The History Of Driving While Black

I’ve written before about why I don’t collect Black Americana; as a white chick, I don’t feel I have the right to document such history. (I’ll stick with documenting women’s lives with my collecting, thank you.) But since collecting the history of oppressed people intrigues me, I really enjoyed this article about David Pilgrim’s collection which will soon be on display at the grand opening of the Jim Crow Museum of Racist Memorabilia on April 26th at Michigan’s Ferris University.

I love a good story about collecting, and Pilgrim’s begins thus:

David Pilgrim was 12 years old when he bought his first racist object at a flea market: a saltshaker in the shape of a Mammy. As a young black boy growing up in Mobile, Alabama, he’d seen similar knick-knacks in the homes of friends and neighbors, and he instinctively hated them. As soon as he handed over his money, he threw his purchase to the ground and shattered it into pieces.

But it get’s really interesting when Jennie Rothenberg Gritz, an Atlantic senior editor who wrote the piece and interviewed the collector, asked Pilgrim about his progression from destroying the objects to collecting them:

I went to a historically black college, Jarvis Christian College in Texas, and in addition to teaching the usual math and science, our professors would tell us stories of Jim Crow. One day, one of my professors came into the classroom with a chauffer’s cap. He set the hat down and asked what historical significance it had.

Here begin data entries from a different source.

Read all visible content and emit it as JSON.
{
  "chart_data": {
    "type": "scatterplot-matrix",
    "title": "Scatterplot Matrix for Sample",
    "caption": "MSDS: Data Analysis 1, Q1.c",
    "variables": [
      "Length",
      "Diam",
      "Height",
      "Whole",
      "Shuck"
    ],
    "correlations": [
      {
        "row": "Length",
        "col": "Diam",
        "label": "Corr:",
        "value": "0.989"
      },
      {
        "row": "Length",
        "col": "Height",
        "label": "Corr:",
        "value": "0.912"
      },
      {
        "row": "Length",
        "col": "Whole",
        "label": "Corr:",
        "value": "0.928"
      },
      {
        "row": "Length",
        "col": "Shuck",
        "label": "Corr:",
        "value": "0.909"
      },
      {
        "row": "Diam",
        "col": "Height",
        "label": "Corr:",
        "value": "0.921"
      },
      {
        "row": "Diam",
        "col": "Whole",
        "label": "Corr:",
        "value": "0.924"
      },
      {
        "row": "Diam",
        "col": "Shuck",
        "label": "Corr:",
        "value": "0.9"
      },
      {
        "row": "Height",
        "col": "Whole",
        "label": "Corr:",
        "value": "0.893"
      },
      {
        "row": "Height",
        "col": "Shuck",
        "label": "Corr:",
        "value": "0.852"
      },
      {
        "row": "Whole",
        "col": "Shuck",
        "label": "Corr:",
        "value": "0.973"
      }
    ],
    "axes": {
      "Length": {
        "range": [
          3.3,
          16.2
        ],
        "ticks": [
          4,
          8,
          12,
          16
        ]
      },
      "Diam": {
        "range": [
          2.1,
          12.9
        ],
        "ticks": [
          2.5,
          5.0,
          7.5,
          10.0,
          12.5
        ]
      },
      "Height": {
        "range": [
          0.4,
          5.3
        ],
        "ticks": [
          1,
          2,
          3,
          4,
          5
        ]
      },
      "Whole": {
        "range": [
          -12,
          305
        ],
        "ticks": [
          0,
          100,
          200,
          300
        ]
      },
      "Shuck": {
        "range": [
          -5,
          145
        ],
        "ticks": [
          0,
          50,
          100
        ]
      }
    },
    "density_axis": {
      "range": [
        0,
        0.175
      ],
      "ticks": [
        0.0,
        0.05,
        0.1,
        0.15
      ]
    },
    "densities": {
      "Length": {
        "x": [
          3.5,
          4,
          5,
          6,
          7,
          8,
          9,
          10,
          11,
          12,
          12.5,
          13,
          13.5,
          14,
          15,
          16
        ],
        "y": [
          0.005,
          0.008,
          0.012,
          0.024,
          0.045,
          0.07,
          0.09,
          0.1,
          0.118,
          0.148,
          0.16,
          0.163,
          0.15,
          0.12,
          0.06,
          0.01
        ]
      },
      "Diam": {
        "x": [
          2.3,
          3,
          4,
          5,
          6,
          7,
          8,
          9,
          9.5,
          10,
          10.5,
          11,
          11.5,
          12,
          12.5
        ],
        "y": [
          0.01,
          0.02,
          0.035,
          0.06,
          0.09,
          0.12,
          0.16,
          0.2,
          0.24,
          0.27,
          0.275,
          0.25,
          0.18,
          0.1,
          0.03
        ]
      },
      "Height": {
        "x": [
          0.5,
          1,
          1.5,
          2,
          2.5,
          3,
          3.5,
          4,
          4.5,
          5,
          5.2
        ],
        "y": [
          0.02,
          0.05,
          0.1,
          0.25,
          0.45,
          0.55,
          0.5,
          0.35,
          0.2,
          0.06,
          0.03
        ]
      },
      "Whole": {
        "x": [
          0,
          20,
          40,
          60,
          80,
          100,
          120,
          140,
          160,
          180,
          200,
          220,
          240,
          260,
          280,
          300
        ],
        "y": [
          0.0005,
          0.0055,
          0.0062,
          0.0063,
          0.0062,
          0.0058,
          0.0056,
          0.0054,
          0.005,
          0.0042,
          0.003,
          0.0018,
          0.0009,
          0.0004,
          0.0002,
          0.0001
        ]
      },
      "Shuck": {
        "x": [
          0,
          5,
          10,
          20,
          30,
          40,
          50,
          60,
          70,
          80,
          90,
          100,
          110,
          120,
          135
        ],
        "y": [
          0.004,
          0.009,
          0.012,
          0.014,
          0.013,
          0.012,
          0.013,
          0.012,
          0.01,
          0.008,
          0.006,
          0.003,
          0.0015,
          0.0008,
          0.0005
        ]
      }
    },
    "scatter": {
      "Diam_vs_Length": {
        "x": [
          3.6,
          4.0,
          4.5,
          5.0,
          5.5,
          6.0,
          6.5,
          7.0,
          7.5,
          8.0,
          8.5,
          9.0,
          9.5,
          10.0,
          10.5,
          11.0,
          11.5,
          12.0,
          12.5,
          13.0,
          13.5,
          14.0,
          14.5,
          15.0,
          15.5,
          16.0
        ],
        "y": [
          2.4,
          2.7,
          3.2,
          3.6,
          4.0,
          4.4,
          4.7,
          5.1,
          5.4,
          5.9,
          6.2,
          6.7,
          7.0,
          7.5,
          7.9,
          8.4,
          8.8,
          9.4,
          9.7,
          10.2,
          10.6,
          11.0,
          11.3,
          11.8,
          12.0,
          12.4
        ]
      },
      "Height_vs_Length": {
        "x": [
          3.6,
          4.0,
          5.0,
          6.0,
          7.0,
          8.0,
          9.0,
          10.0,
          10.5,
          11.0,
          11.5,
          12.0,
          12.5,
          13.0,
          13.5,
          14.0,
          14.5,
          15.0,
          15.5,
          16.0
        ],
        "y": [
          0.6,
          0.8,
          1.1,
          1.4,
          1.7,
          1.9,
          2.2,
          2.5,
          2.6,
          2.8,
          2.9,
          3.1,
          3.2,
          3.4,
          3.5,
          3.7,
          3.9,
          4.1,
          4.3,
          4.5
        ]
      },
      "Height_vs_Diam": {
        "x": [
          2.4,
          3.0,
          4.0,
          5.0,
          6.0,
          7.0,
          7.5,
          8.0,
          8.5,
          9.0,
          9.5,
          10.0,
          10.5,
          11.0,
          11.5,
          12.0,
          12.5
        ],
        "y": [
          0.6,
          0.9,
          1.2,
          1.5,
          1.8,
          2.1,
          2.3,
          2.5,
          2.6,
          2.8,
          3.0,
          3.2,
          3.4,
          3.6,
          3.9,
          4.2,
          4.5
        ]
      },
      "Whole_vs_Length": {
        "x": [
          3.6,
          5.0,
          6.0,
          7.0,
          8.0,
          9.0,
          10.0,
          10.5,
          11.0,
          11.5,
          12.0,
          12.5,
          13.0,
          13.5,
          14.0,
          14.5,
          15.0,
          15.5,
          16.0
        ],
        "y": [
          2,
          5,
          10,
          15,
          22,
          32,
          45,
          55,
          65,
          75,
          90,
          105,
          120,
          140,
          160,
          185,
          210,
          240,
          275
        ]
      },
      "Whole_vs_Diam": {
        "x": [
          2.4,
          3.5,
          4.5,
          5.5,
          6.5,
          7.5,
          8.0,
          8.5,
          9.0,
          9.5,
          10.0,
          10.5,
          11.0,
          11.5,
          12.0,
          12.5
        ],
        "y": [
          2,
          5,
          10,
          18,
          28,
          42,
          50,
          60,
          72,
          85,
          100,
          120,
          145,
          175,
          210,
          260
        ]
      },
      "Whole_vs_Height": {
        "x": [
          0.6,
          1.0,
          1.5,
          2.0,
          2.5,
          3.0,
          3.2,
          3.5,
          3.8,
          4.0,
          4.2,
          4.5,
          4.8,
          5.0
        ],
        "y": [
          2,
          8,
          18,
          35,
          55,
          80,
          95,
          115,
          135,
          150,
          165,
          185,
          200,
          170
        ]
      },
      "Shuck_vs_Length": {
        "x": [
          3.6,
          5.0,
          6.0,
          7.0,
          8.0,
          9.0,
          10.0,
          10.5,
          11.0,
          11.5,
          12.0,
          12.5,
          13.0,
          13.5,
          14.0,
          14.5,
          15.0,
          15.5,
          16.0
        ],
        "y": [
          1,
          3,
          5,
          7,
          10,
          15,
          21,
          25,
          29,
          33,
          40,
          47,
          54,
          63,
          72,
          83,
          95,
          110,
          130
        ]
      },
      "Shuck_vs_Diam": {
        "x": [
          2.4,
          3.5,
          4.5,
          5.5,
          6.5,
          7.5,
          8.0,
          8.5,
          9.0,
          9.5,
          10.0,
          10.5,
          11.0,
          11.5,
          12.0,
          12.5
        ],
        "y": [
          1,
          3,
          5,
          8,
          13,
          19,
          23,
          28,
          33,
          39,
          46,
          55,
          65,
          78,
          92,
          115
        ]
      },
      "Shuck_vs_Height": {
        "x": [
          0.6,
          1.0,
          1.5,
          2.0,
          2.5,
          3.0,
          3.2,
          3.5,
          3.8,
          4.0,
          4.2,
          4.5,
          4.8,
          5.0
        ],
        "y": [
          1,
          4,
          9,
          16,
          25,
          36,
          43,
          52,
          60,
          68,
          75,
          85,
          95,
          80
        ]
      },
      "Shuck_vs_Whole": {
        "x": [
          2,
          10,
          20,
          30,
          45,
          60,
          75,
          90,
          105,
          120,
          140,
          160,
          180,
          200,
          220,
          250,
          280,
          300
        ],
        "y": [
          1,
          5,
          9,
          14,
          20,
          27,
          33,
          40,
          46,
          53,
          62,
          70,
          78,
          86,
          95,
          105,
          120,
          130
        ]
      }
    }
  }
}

Now, the obvious answer was that blacks were denied many opportunities, and chauffeuring was one of the few jobs open to them. But that was not right answer. He told us that a lot of professional middle-class blacks in those days always traveled with a chauffer’s hat. The reason: If they were driving a nice new car through a small southern town, they didn’t want police officers, or any other whites, to know the car belonged to them.

I remember that story so vividly. No object has any meaning other than what we assign to it. But that was an incredible meaning to assign to an object that, on the surface, had little to do with racism.

This is not only proof of my theory about using collectibles to teach, but it shows just how old the problem of Driving While Black really is.